28 Şubat 2012 Salı

Aslında fena halde saçma sapan şeyler yazmak ihtiyacındaydım. Kendime bir adet Füruzan kitabı almıştım, ilk baskısı 1972, doğumumdan bir yıl önce. Bu bende acaip bir yazma isteği doğurmuştu, oysa o kadar yorgundum ki. 15 dakika mesafedeki işyerine bir buçuk saatte ve pek çılgın manevralarla ancak ulaşabilmiştim.
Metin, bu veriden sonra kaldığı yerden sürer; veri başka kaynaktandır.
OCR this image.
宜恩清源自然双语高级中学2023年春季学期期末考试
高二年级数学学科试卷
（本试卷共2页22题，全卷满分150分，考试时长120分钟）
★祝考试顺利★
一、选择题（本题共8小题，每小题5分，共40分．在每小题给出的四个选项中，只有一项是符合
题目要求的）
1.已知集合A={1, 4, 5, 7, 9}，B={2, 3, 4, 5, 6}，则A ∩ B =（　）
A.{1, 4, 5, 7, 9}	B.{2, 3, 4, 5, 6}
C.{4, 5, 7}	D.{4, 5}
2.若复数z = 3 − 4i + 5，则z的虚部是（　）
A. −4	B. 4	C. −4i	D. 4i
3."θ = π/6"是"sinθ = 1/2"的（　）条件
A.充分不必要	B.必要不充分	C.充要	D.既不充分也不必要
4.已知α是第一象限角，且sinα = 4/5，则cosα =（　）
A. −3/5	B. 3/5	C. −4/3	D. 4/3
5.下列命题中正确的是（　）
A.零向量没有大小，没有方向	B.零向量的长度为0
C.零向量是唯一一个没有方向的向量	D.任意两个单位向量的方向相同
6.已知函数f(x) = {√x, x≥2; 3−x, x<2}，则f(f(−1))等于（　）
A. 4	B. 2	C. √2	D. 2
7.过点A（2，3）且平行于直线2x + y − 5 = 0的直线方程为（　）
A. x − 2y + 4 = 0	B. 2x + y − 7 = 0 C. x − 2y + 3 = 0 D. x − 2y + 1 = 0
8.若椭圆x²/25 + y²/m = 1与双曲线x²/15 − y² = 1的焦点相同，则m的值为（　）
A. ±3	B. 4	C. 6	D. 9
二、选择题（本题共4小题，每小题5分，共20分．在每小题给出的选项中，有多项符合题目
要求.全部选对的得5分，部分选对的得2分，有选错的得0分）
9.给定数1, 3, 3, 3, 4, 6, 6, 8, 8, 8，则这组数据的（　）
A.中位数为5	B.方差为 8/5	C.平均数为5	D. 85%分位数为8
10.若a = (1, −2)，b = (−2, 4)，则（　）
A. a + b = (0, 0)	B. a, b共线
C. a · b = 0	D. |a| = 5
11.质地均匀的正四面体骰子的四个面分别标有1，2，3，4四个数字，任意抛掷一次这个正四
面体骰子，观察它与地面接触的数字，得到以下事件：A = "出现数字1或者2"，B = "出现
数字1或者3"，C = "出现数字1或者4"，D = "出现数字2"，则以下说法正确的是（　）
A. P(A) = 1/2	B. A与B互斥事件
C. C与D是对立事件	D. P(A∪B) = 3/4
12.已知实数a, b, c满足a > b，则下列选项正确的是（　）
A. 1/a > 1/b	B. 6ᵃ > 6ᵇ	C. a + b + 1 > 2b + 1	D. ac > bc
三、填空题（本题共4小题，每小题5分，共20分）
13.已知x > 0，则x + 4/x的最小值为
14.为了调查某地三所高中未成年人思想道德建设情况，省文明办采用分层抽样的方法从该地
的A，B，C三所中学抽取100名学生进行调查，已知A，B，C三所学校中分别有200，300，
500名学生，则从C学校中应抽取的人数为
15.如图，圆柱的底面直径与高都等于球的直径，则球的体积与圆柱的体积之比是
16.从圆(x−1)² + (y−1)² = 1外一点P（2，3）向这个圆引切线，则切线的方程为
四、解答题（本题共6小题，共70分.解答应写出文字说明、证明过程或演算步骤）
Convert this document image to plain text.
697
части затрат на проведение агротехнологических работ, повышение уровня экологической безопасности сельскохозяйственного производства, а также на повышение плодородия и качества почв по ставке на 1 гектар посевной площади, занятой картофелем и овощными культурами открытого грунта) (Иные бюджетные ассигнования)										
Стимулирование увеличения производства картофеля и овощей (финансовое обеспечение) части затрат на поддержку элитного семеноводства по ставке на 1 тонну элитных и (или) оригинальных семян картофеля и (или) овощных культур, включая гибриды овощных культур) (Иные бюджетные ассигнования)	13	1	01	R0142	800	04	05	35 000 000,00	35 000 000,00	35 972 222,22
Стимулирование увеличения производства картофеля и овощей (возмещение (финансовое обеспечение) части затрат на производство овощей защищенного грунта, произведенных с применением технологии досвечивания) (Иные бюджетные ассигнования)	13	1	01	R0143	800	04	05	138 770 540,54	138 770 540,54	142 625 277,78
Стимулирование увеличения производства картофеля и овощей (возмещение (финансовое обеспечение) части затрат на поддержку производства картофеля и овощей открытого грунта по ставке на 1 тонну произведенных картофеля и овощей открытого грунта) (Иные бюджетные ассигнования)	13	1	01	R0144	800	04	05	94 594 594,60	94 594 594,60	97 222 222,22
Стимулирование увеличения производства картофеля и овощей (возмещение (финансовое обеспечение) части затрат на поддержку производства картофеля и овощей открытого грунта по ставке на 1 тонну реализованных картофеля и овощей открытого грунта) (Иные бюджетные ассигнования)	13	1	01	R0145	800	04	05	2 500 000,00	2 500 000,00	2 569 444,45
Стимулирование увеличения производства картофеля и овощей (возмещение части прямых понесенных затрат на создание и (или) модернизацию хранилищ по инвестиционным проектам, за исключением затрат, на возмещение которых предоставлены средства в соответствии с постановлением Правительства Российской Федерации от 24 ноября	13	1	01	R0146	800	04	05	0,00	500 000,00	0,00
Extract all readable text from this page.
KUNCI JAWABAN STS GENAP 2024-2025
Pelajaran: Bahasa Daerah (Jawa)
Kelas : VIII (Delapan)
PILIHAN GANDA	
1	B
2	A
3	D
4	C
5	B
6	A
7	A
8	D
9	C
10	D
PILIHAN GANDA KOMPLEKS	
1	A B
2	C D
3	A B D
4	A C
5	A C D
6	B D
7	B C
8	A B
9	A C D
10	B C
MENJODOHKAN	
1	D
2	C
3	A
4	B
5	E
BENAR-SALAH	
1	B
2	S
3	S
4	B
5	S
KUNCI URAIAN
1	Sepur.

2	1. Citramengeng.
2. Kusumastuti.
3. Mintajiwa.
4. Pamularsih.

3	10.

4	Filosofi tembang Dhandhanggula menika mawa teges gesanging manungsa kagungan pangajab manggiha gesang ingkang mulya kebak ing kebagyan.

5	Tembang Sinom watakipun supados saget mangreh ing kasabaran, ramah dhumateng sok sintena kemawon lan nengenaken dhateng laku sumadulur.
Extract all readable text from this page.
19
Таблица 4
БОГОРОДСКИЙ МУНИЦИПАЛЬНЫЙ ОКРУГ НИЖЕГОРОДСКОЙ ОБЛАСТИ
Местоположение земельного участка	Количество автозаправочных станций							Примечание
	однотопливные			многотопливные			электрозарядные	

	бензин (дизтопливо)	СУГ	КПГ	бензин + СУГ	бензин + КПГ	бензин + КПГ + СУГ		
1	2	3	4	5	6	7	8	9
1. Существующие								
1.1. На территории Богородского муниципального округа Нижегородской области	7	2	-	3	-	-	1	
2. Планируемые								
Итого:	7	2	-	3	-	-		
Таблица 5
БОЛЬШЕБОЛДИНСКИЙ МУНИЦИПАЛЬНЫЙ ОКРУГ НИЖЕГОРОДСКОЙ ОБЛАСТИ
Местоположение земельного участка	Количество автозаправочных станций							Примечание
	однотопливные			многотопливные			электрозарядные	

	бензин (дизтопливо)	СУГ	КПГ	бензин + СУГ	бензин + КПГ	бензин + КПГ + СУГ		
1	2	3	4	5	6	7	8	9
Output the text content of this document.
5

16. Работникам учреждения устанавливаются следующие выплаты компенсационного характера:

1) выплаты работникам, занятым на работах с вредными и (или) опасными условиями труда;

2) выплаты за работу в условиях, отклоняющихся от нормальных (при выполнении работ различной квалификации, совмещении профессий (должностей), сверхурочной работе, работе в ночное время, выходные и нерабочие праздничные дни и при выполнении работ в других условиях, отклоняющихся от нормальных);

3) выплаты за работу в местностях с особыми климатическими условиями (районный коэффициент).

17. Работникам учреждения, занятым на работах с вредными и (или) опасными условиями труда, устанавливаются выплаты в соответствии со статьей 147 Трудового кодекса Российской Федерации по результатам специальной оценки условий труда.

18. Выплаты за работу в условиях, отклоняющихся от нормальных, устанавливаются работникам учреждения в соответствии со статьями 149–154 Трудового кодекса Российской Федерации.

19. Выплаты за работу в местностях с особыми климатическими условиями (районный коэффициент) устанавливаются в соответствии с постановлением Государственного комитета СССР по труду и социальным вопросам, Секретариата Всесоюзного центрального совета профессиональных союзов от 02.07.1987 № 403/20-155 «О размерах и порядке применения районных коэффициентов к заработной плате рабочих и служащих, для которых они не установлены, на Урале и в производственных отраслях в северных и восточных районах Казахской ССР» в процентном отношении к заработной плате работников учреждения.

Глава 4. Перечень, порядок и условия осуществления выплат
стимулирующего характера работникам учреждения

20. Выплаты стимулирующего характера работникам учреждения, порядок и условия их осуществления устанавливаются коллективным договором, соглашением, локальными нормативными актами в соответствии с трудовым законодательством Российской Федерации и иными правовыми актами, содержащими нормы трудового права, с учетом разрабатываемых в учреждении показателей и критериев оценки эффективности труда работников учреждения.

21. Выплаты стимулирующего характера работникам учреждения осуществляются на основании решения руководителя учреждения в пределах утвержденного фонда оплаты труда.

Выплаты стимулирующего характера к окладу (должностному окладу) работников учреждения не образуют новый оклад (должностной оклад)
Dönüş daha uzun ve yıpratıcıydı, yağmur vardı, kafam iş yerinde hazırladığım rapordaydı ve beynim erimiş, klavyenin üzerinde minik pıhtıcıklar halinde yayılmış gibi geliyordu. Sevdiğim adamı özlemiştim ve o çok uzaklardaydı. Sabahın erken saatlerinde sevgili güzide komşum "cep telefonunla ablamı arayabilirmiyim?" demek yerine 2 saat bu sonuca gidecek bir girizgah yapmıştı ki artık karşısında felç olduğum bir anda güçlükle telefonumu uzatıp arasana demiştim. Üstelik Şubat soğuğu dehşet bir rüzgarla açık pencereden odaya doluyordu. Yorgunluğumla yazma isteğim çatışıp duruyor beni daha da güçsüzleştiriyordu. En iyisi ertelemekti. Oturdum.Efendice okumaya başladım.